Opinion: The 13th Amendment’s greatest flaw is still hurting us
The end of 2020 also finds America at another crossroads in our tragic racial history. Three significant events have cast a particular spotlight on the gaps between the promise of American democracy and our unequal reality. The disparate impact of the Covid-19 pandemic continues to ravage Black and brown communities in the US. The resurgence of the Black Lives Matter movement — sparked by the killings of George Floyd and Breonna Taylor — continues to galvanize both global protest and drive a searing national conversation about systemic racism. Both of these factors helped to alter the political climate by paving the way for Joe Biden to be elected president after perhaps the most racially divisive presidential campaign season in history.
The parallels between our own time and 1865 are especially striking; both moments are defined by national political debates shaped by the struggle for Black citizenship and dignity.

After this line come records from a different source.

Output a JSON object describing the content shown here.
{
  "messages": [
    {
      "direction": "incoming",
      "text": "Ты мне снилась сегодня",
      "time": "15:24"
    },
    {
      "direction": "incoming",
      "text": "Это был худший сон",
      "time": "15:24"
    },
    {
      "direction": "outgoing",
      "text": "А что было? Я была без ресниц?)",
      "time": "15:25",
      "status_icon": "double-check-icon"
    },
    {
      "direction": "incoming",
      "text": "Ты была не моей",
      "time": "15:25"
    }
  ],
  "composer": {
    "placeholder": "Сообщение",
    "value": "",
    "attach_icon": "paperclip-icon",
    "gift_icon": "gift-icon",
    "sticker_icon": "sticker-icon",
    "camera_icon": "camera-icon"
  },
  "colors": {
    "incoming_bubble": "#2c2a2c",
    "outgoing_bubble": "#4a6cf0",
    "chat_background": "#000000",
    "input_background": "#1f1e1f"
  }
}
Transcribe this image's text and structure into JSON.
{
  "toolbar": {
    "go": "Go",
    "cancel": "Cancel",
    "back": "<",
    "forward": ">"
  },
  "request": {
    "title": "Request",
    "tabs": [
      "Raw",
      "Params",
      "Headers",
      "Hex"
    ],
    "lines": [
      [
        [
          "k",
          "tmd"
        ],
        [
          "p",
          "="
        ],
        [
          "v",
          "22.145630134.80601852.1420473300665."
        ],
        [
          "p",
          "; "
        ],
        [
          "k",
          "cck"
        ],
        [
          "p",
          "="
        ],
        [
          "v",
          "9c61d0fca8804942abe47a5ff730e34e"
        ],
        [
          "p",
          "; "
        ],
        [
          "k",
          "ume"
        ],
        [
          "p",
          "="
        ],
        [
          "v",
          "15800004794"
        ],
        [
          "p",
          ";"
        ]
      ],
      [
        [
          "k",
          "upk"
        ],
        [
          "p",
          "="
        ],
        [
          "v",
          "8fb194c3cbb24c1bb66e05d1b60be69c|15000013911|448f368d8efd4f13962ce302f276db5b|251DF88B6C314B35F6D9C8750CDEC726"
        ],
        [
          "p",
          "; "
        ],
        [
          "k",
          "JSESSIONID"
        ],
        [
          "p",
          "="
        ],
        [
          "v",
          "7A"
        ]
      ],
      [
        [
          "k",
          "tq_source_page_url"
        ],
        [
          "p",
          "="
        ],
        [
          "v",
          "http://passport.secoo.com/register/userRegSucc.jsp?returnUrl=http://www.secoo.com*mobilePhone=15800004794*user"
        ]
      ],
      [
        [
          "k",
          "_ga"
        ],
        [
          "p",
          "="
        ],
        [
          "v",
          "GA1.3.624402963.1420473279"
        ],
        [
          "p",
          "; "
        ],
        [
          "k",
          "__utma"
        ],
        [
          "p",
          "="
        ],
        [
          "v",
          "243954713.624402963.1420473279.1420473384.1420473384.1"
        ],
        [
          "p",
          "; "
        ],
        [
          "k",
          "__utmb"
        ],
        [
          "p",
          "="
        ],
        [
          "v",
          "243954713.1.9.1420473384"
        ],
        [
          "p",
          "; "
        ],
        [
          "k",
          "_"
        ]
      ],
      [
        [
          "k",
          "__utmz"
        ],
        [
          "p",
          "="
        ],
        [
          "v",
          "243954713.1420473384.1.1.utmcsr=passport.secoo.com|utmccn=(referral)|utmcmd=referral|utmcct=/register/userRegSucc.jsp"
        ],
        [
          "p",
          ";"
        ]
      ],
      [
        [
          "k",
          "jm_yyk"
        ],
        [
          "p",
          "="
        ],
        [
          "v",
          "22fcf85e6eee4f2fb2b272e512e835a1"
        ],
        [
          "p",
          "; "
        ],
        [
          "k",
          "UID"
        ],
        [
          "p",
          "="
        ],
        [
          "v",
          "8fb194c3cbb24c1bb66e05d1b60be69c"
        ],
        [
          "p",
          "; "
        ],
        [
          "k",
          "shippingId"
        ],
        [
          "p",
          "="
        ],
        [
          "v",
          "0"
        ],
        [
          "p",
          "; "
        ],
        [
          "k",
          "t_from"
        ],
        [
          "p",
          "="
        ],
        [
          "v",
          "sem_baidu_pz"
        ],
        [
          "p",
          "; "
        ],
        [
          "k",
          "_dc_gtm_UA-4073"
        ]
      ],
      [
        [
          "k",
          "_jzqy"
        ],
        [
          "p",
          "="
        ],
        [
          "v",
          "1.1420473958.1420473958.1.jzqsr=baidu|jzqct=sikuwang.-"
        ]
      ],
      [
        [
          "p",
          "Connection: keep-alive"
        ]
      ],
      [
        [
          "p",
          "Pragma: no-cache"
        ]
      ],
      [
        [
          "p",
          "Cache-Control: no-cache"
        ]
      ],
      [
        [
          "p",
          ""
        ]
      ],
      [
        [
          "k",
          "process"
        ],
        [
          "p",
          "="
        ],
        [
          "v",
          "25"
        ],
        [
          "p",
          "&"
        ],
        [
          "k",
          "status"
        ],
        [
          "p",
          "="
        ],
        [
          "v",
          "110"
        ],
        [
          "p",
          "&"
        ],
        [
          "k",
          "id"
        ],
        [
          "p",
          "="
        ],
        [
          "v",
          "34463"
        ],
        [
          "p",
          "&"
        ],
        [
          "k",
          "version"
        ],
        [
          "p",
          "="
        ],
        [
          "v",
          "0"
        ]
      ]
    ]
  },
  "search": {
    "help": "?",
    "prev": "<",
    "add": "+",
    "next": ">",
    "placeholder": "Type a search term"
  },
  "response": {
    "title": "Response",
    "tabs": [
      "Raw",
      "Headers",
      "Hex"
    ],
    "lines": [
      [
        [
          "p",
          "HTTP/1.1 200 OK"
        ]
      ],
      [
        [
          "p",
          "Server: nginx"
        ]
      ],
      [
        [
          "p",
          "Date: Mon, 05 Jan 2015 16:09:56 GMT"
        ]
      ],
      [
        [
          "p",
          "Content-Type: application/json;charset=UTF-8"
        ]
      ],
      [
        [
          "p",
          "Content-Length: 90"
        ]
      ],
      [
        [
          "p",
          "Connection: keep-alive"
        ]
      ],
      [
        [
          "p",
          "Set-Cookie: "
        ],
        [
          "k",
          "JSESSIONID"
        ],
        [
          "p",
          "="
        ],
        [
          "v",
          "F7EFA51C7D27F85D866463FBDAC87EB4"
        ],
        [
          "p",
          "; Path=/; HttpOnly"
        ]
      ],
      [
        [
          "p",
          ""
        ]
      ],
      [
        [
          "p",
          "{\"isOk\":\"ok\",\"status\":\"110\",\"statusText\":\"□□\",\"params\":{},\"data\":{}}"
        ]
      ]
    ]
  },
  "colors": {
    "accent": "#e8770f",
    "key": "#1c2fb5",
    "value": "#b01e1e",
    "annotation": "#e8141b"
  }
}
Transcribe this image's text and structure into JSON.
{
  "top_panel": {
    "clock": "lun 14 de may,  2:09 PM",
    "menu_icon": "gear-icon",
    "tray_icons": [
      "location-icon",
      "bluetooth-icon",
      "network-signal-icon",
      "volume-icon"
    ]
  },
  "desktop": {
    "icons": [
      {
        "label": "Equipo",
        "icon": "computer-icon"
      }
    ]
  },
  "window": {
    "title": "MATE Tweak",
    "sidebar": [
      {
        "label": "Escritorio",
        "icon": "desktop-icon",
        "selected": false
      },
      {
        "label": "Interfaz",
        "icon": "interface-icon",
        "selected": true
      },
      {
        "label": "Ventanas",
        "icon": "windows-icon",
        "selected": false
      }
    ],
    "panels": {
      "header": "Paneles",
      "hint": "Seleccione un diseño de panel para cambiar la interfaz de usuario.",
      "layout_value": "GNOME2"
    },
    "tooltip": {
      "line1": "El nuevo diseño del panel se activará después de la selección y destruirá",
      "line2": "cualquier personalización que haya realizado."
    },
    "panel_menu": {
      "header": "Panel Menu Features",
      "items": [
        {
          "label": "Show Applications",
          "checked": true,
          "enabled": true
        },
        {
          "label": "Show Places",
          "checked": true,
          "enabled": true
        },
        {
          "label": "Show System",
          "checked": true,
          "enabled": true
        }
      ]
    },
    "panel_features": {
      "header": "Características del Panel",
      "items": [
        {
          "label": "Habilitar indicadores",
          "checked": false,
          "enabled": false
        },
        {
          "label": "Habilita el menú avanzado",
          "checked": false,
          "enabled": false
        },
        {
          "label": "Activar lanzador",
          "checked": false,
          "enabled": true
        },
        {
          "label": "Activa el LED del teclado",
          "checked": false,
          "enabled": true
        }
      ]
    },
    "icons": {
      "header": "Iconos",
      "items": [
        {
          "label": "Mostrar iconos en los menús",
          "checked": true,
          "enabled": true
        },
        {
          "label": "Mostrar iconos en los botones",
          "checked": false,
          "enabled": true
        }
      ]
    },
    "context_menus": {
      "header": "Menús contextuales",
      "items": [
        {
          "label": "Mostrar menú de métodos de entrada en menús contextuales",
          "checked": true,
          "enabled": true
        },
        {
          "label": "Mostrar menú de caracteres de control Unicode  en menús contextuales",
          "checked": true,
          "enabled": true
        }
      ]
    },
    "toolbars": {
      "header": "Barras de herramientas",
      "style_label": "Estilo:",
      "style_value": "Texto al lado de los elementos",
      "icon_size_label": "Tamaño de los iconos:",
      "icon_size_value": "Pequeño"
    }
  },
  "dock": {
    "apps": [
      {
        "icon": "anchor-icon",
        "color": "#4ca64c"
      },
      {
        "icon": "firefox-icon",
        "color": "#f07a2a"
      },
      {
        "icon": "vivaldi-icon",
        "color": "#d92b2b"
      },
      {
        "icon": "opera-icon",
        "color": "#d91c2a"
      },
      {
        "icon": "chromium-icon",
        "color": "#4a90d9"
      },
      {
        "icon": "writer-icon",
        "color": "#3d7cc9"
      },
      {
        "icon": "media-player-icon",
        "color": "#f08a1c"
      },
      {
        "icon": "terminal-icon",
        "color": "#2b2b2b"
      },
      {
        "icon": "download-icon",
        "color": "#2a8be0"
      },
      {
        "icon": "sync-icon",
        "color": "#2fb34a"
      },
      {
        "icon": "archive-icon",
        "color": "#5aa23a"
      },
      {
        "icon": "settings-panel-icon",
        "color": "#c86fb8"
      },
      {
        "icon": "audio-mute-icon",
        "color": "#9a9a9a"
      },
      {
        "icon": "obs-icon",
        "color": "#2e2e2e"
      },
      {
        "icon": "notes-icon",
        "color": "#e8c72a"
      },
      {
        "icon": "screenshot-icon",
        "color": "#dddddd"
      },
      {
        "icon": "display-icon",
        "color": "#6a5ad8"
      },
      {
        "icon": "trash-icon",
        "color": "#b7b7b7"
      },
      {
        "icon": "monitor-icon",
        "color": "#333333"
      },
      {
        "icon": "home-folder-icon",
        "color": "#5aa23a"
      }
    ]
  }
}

In many ways America is in the midst of a Third Reconstruction that echoes elements of its First.
Racial slavery’s demise threatened long-standing political and economic institutions that upheld White privilege and power in America. President Andrew Johnson’s approach to Reconstruction held the line by envisioning a nation where little had changed except the legal status of Black people on paper. White control over Black bodies could continue by ensuring that the Confederacy went unpunished, the redistribution of land to freed slaves halted and states’ rights remained sacrosanct enough to defy the spirit of any constitutional amendment (and a few in particular) with impunity.
Americans committed to racial justice must remember the past as we seek to carve out a more hopeful political future that, partially because of the 13th Amendment’s shortcomings, continues to prove elusive in our own time. The focus of that fight cannot be a single issue or community; it must be America’s system of policing and punishment, which has served for so long to wreak mass havoc on the bodies, minds and families of Black Americans.
This generation of Americans, unlike those living in slavery’s immediate aftermath, have the profound opportunity of writing a new chapter in our nation’s history. Words unmatched by deeds will not be enough.
The 13th Amendment failed to fundamentally transform the structures of anti-Black violence and degradation that contoured Black lives. Instead, it offered a formal equality before the law, one that could technically be ripped away from those accused of being criminals. The badge of the criminal then, replaced the mark of slavery, creating a new caste system that persists into the present. The 13th Amendment’s 155th anniversary should be one of not just celebration but mourning as well — for the opportunities for systemic change America has already squandered. Those possibilities need, now more than ever, to be recovered.